The Coordinating Minister of Health and Social Welfare, Prof Muhammad Pate said the enrolment quota in medical, nursing, and other health professional schools has been increased from 28,000 to 64,000 yearly.

Prof Pate said this on Friday,  May 24, at the sectoral ministerial press briefing to mark the first anniversary of President Bola Tinubu in office in Abuja.

Pate said, “We have doubled the intake, the enrollment, the quotas of medical schools, nursing schools, and other health professionals’ schools from an enrollment target of 28,000 a year to 64,000 now.

“That is just the first step, the education sector will have to play its role. The states will have to play in to improve the infrastructure, the training, and the tools to produce more healthcare workforce because we need to produce more healthcare workforce given that we’re losing some so that we can serve the population of this country.”

On the Primary Health Care Centres, the minister noted that at least 1,400 centres can now provide skilled birth attendants.

According to him, more than 2,400 health workers – doctors, nurses, and midwives are been recruited in facilities to provide essential health services to Nigerians in rural areas.

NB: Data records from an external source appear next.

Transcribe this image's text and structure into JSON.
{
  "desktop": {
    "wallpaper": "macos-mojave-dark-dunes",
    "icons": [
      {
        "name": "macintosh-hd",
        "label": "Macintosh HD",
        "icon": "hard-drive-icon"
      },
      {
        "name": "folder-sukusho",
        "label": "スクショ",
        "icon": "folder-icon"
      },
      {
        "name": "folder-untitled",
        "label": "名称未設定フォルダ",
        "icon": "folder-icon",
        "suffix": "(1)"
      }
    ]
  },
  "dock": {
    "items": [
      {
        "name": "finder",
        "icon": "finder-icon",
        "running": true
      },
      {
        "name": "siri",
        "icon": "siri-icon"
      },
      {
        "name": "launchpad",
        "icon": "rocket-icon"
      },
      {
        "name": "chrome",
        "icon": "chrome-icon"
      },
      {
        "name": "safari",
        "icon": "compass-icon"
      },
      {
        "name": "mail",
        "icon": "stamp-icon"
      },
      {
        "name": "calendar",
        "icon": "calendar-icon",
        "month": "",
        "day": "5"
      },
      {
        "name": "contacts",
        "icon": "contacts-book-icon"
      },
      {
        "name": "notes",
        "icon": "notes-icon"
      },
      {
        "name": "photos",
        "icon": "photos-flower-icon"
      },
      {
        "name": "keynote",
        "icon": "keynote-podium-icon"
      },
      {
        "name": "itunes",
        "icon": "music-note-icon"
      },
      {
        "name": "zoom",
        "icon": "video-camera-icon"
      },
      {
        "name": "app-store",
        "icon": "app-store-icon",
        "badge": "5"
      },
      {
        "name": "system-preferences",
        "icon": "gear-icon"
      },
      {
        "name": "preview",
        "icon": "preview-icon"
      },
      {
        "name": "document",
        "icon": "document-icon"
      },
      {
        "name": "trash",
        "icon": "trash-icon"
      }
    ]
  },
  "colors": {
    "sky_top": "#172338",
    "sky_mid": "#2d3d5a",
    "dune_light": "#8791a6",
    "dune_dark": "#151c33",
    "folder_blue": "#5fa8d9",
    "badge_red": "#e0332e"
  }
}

He also highlighted that the Federal Government has disbursed the first tranche of N25bn of the Basic Health Care Provision Fund through the National Primary Health Care Development Agency and the National Health Insurance Authority.

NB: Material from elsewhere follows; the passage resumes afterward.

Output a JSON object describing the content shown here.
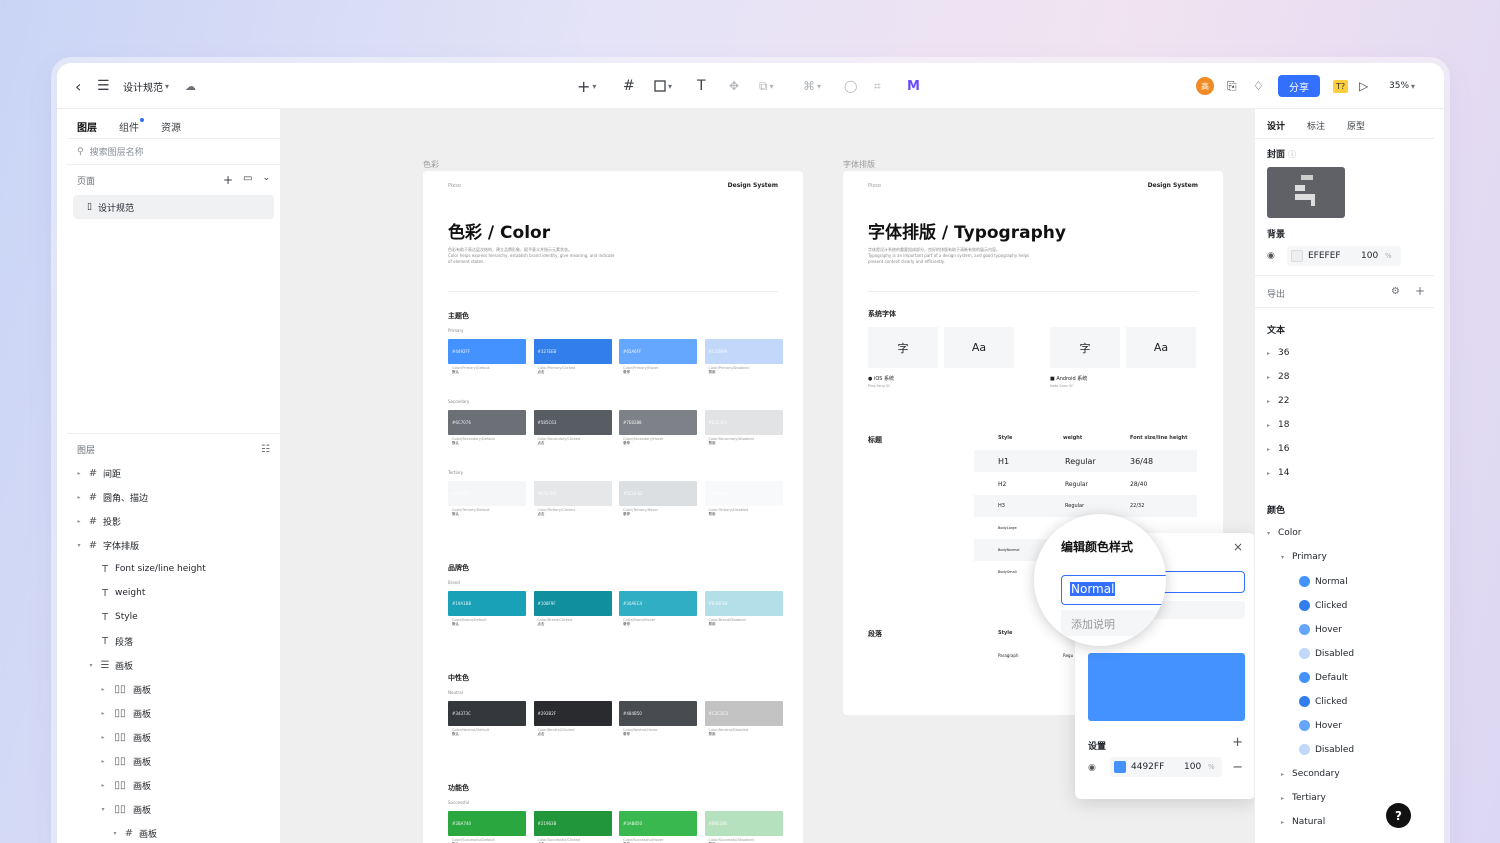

“We put a condition that states that will access those have to comply with the fiduciary guidelines that have been provided, responding to lapses that have been observed over here so that the resources go to Nigerians.

“Twenty-three states have received those funds, and I believe that the rest of the states are just about to complete and receive their financing to channel through the PHCs.”

The Minister of State for Health and Social Welfare, Dr Tunji Alausa had in October 2023 said the government had put in place strategies to increase admissions into medical and dental institutions.

Dr Alausa noted that the 3,000 doctors produced annually in Nigeria was inadequate.

He said the mass exodus of licensed doctors and other health professionals to more developed countries would be discouraged by making the healthcare environment more attractive.